Dr. Bonnie Henry, the provincial health officer in British Columbia, announced Monday that COVID-19 vaccine doses for the Pfzier-BioNTech, Moderna and AstraZeneca vaccine will be administered 16 weeks (four months) apart.
"The important thing that we have learned is that these vaccines work, they give a very high level of protection and that protection lasts for many months," Dr. Henry said.
According to the provincial health officer, evidence shows that about three weeks after a single dose of the vaccines, efficacy is at about 90 per cent.
"We have a great deal of confidence in these vaccine that they are safe and effective," Dr. Henry said.
This announcement comes as the province outlines its plan for the second phase of vaccine distribution, which will see 400,000 people vaccinated in March and early April.
Dr. Penny Ballem, the executive lead of the B.C. immunization rollout team, indicated the expectation is that the entire provincial population will be able to receive a first dose of a COVID-19 vaccine by mid- to late July.
Between March 1 and March 15, the following groups can receive a COVID-19 vaccine in B.C.:
High-risk individuals living in various congregate settings
Health care workers - hospital and community
High-risk seniors living in independent living (staff included)
High-risk seniors supportive housing client
Long-term home support clients and staff
Between March 15 and April 11, the general population 80 and older and Indigenous peoples 65 and older will be vaccinated, with the call-in system launching March 8 to book appointments March 15 and later.
Individuals 80 and older will be separated into three subgroups to help manage call volumes:
March 8: Call centre open to British Columbians born in or before 1931 and Indigenous peoples born in or before 1956, with vaccinations staring on March 15
March 15: Call centre open to British Columbians born in or before 1936, with vaccinations starting on March 22
March 22: Call centre open to British Columbians born in or before 1941, with vaccinations starting on March 29
A family members, friend or support person can call to make an appointment for anyone who is eligible to receive a vaccine.

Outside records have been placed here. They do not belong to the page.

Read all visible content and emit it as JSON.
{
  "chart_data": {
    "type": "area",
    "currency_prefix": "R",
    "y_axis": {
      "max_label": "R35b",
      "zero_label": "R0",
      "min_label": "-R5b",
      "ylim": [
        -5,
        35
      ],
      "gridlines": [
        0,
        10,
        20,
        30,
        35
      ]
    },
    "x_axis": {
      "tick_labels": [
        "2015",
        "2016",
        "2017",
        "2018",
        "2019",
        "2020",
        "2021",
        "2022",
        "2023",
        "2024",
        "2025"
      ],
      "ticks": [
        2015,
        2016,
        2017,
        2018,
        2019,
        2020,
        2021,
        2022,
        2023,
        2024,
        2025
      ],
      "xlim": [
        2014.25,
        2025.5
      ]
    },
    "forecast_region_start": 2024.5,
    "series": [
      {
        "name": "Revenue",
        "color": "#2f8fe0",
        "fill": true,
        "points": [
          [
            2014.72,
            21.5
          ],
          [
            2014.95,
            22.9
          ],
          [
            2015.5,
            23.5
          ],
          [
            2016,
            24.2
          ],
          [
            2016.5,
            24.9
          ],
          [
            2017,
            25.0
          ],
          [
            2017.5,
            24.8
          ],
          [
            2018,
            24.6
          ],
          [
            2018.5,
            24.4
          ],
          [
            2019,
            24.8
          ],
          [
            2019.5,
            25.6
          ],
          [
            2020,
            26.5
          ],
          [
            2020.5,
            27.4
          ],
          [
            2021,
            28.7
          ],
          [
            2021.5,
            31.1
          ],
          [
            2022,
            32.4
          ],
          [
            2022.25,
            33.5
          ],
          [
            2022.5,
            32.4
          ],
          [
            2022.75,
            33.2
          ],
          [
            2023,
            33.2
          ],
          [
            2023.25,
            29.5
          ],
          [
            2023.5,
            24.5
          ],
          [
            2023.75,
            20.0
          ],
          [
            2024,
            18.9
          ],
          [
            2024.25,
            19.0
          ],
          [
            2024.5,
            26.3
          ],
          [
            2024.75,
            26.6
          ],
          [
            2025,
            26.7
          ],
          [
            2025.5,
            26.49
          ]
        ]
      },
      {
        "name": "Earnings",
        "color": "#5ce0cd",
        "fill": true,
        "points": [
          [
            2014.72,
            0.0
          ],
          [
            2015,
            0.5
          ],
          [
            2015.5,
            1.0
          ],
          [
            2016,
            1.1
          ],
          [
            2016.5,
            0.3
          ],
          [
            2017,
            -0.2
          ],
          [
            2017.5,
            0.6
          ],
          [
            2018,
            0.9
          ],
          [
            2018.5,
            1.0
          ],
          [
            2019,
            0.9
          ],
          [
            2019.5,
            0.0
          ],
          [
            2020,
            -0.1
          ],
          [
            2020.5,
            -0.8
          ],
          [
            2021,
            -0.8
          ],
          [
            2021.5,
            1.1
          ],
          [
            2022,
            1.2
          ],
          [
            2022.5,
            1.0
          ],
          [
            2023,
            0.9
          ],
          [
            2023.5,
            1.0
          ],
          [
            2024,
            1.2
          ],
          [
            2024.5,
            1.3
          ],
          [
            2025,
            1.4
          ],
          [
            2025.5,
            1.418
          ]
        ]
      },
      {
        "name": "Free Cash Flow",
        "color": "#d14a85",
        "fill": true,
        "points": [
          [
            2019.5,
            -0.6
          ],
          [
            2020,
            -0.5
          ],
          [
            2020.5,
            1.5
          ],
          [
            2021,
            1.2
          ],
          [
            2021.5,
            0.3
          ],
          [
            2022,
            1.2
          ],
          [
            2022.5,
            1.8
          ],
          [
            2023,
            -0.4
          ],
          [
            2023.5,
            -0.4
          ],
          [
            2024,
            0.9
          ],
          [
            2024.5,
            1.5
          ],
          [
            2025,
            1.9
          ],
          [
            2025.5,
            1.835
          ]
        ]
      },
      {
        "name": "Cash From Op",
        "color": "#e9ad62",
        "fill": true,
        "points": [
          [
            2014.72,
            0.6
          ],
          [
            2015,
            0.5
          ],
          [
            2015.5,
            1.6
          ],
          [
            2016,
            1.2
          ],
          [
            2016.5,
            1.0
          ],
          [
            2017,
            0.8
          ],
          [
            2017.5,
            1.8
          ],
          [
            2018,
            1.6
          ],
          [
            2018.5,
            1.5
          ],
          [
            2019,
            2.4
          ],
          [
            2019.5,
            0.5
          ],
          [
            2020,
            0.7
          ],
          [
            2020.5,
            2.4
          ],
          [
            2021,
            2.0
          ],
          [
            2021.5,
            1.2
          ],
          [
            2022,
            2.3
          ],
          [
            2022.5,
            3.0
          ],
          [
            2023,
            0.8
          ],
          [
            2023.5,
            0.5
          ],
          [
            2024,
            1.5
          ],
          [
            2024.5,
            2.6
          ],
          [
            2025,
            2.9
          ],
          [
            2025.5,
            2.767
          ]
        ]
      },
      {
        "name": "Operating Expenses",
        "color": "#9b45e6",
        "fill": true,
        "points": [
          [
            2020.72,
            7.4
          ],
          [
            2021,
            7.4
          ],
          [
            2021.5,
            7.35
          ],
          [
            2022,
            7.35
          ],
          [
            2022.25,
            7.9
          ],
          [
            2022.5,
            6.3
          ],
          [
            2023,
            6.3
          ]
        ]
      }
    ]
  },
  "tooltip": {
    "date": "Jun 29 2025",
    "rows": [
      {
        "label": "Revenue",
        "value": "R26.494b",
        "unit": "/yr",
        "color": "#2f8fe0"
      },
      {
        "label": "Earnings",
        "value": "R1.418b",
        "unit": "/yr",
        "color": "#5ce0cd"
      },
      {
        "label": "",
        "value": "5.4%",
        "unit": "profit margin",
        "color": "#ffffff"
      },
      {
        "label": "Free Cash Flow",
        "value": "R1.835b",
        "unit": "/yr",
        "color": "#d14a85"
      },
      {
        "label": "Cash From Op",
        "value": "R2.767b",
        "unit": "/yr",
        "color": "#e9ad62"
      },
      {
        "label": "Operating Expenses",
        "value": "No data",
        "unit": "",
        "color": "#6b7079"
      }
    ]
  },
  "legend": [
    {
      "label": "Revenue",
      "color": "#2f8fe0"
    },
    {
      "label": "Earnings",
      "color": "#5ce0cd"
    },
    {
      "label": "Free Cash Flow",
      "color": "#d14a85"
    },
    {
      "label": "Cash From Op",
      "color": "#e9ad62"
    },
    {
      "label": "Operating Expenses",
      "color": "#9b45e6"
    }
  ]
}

As the province moves into the the third and fourth phases of vaccine distribution, Dr. Ballem stressed that this timeline will likely change, particularly after B.C. finds out how many doses of the AstraZeneca vaccine they will receive. She indicated that about 70,000 extra first doses will be made available following the extension in the approved time between the first and second dose of a COVID-19 vaccine.
The third phase of the vaccine rollout plan will begin in mid-April and at that point, an online platform will be available for vaccine appointment bookings.
Mass immunization clinics and mobile clinics will also be available for individuals, including people in remote communities.
Dr. Henry revealed that there will be a "limited" amount of choice in terms of what vaccine people in B.C. will receive. She explained that first responders and essential workers will have a choice to receive the AstraZeneca vaccine in the "near term" or they can wait for their age group to receive the Moderna or Pfizer-BioNTech vaccine.
Although the province continues to vaccinate its population, B.C.'s provincial health officer stressed that everyone needs to continue to follow the public health rules in place for "a little bit longer."
"We are now in those final miles of this marathon," Dr. Henry said.
"We know there’s an end point in sight and it is weeks and months, not some nebulous grey, next year, maybe. This is where we need to all just focus and support each other a little bit longer."